Australia
12AAustralia(n) director Baz Luhrmann has had his latest effort described as a love letter to his home land. If that’s the case, the country has every right to tear it up and throw it right back in Luhrmann’s face. Furthermore, if Oz had an older brother, he’d be completely within his rights to give Baz a black eye and to sternly warn him that there was plenty more where that came from if he tried the same again.
When the project was first announced, who couldn’t help but get excited. Luhrmann reunited with his Moulin Rouge muse Nicole Kidman, with fellow antipodean Hugh Jackman attached. Add to that their breathtaking home landscape, and you’re surely on to a winner, right?
Wrong.
Wrong.
Wrong.
The truth is that if this were helmed by any other director, the film would have, at best, been an ok effort. With Luhrmann though, there is so much expectation on him to produce the goods; it’s his own fault of course, for bringing such bold and visionary stories to the screen such as Romeo + Juliet and Moulin Rouge.
The vibe he was after was obvious – a Hepburn/Bogart relationship between his two leads, transposed to the outback.
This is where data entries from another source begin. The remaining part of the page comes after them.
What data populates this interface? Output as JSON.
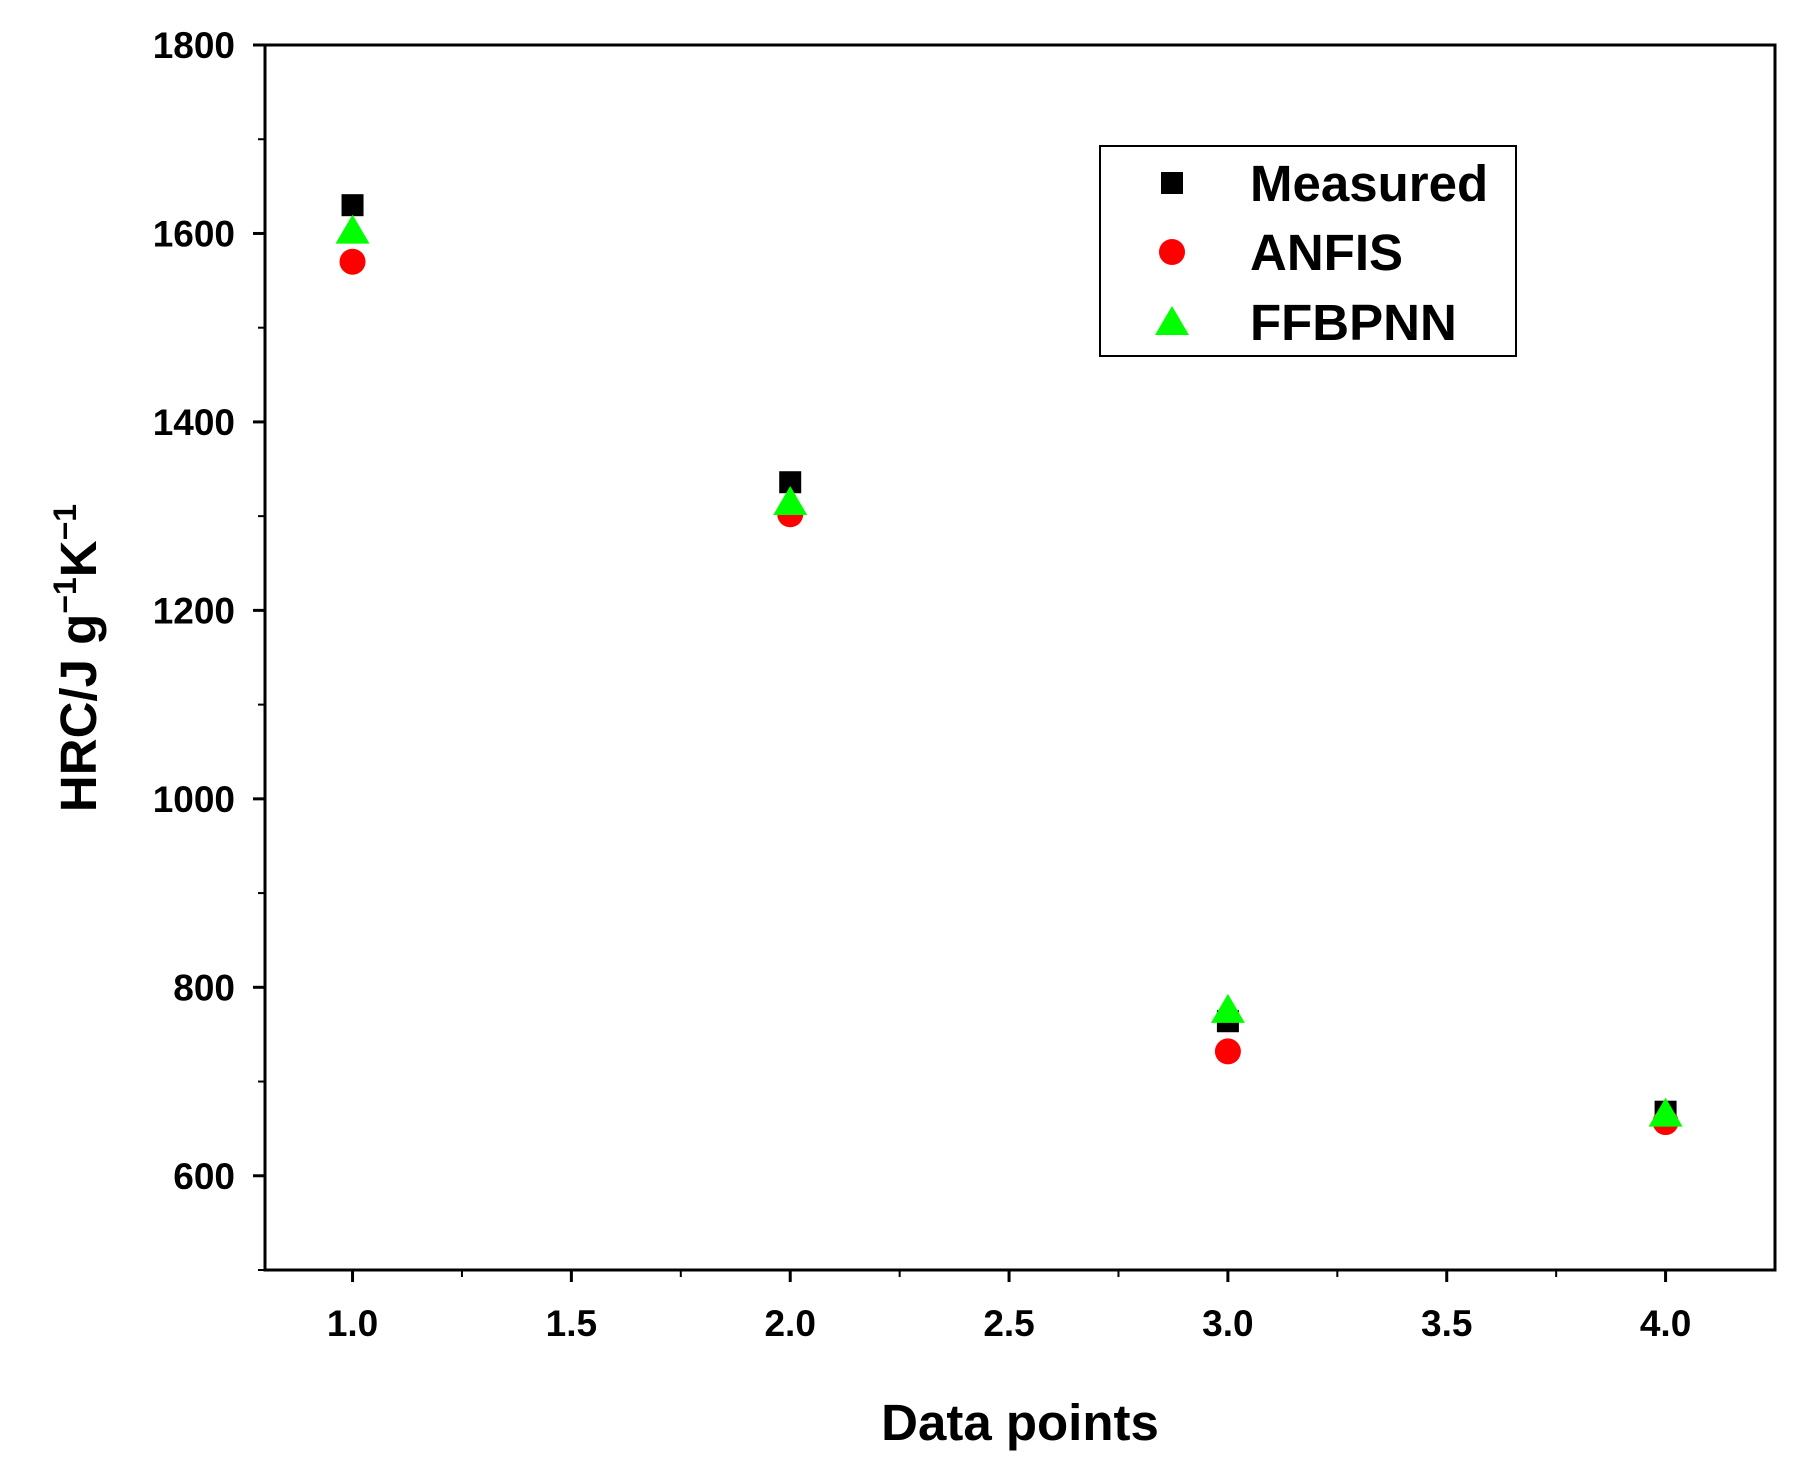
{
  "chart_data": {
    "type": "scatter",
    "xlabel": "Data points",
    "ylabel": {
      "base": "HRC/J g",
      "sup1": "−1",
      "mid": "K",
      "sup2": "−1"
    },
    "xlim": [
      0.8,
      4.25
    ],
    "ylim": [
      500,
      1800
    ],
    "xticks": [
      1.0,
      1.5,
      2.0,
      2.5,
      3.0,
      3.5,
      4.0
    ],
    "xtick_labels": [
      "1.0",
      "1.5",
      "2.0",
      "2.5",
      "3.0",
      "3.5",
      "4.0"
    ],
    "yticks": [
      600,
      800,
      1000,
      1200,
      1400,
      1600,
      1800
    ],
    "ytick_labels": [
      "600",
      "800",
      "1000",
      "1200",
      "1400",
      "1600",
      "1800"
    ],
    "grid": false,
    "legend_position": "top-right",
    "series": [
      {
        "name": "Measured",
        "marker": "square",
        "color": "#000000",
        "x": [
          1,
          2,
          3,
          4
        ],
        "y": [
          1630,
          1336,
          764,
          668
        ]
      },
      {
        "name": "ANFIS",
        "marker": "circle",
        "color": "#ff0000",
        "x": [
          1,
          2,
          3,
          4
        ],
        "y": [
          1570,
          1302,
          732,
          657
        ]
      },
      {
        "name": "FFBPNN",
        "marker": "triangle",
        "color": "#00ff00",
        "x": [
          1,
          2,
          3,
          4
        ],
        "y": [
          1603,
          1315,
          776,
          666
        ]
      }
    ]
  }
}
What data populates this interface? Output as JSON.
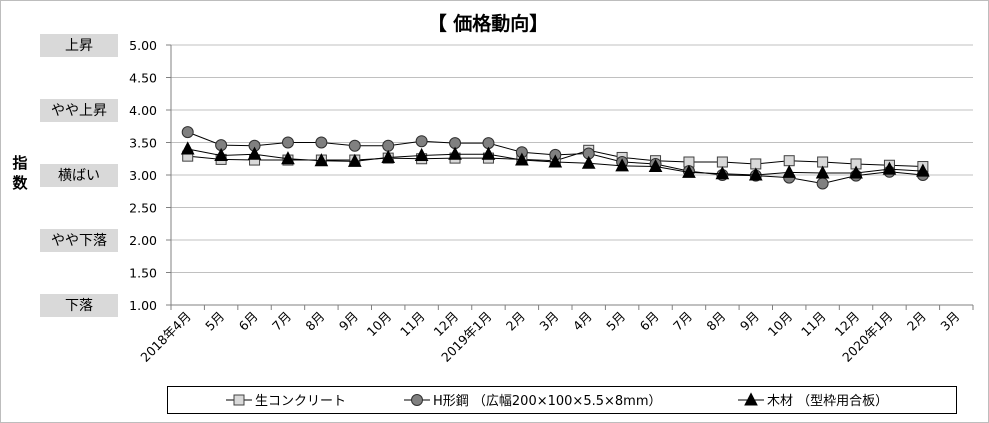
{
  "chart_data": {
    "type": "line",
    "title": "【 価格動向】",
    "ylabel": "指数",
    "ylim": [
      1.0,
      5.0
    ],
    "ytick_step": 0.5,
    "y_ticks": [
      "5.00",
      "4.50",
      "4.00",
      "3.50",
      "3.00",
      "2.50",
      "2.00",
      "1.50",
      "1.00"
    ],
    "level_labels": [
      {
        "label": "上昇",
        "value": 5.0
      },
      {
        "label": "やや上昇",
        "value": 4.0
      },
      {
        "label": "横ばい",
        "value": 3.0
      },
      {
        "label": "やや下落",
        "value": 2.0
      },
      {
        "label": "下落",
        "value": 1.0
      }
    ],
    "categories": [
      "2018年4月",
      "5月",
      "6月",
      "7月",
      "8月",
      "9月",
      "10月",
      "11月",
      "12月",
      "2019年1月",
      "2月",
      "3月",
      "4月",
      "5月",
      "6月",
      "7月",
      "8月",
      "9月",
      "10月",
      "11月",
      "12月",
      "2020年1月",
      "2月",
      "3月"
    ],
    "grid": "horizontal",
    "legend_position": "bottom",
    "series": [
      {
        "name": "生コンクリート",
        "marker": "square",
        "color": "#d9d9d9",
        "values": [
          3.29,
          3.24,
          3.23,
          3.23,
          3.23,
          3.23,
          3.26,
          3.25,
          3.26,
          3.26,
          3.24,
          3.22,
          3.38,
          3.27,
          3.22,
          3.2,
          3.2,
          3.17,
          3.22,
          3.2,
          3.17,
          3.15,
          3.13,
          null
        ]
      },
      {
        "name": "H形鋼 （広幅200×100×5.5×8mm）",
        "marker": "circle",
        "color": "#808080",
        "values": [
          3.66,
          3.46,
          3.45,
          3.5,
          3.5,
          3.45,
          3.45,
          3.52,
          3.49,
          3.49,
          3.35,
          3.31,
          3.33,
          3.2,
          3.17,
          3.06,
          3.0,
          2.99,
          2.96,
          2.87,
          2.99,
          3.05,
          3.0,
          null
        ]
      },
      {
        "name": "木材 （型枠用合板）",
        "marker": "triangle",
        "color": "#000000",
        "values": [
          3.4,
          3.3,
          3.32,
          3.25,
          3.22,
          3.21,
          3.27,
          3.3,
          3.32,
          3.32,
          3.23,
          3.2,
          3.18,
          3.14,
          3.13,
          3.04,
          3.02,
          3.0,
          3.04,
          3.03,
          3.03,
          3.09,
          3.06,
          null
        ]
      }
    ]
  }
}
As fine an actress as Kidman is however, Hepburn isn’t a colour on her acting palette. Her Mary Poppins-esque accent doesn’t do her any favours either. And as watchable as Jackman is, he’s no Bogart either. Or Grant. Stewart, Tracey…On screen chemistry then, equals zilch.
If that wasn’t enough, the story just isn’t appealing. Brit Lady Ashley (Kidman) travels down under to reluctantly take charge of a cattle ranch in the middle of nowhere. King Carney (Bryan Brown) wants to buy her land to add to his cattle kingdom, but Ashley is unwilling to do so when he employs underhand tactics.
This spurs her to hire the roving Drover (Jackman), to help transport her 2,000 cattle across hundreds of miles of unforgiving terrain. And so begins this road movie with meat on hooves, on a cattle drive that feels like it almost plays out in real time. Two hours and forty-five minutes. And you feel every minute.
Just as the drive reaches its conclusion, any hope of the film being over too is quickly dashed, when Luhrmann’s ‘set piece’ war ending kicks in. Talk about cruel.
So, with the film finally over, at least you can look back at it and conclude that at least it was visually appealing, right? Wrong again. Every Australian film from Mad Max to Crocodile Dundee has been a better cinematic advert for the world’s smallest continent. Hell, it looks even more appealing in adverts for Fosters and Castlemaine. But in Australia it looks really... ordinary.
There’s no doubt that Baz can bounce back from this fiasco. He will need to think long and hard about his next project however; the fact that it’s looking likely that it will be another take on F Scott Fitzgerald’s classic The Great Gatsby, might mean he may have to look again. And the fact that it took him seven years between Moulin Rouge and Australia suggests he has plenty of time to lick his wounds and hopefully get it right with his next film.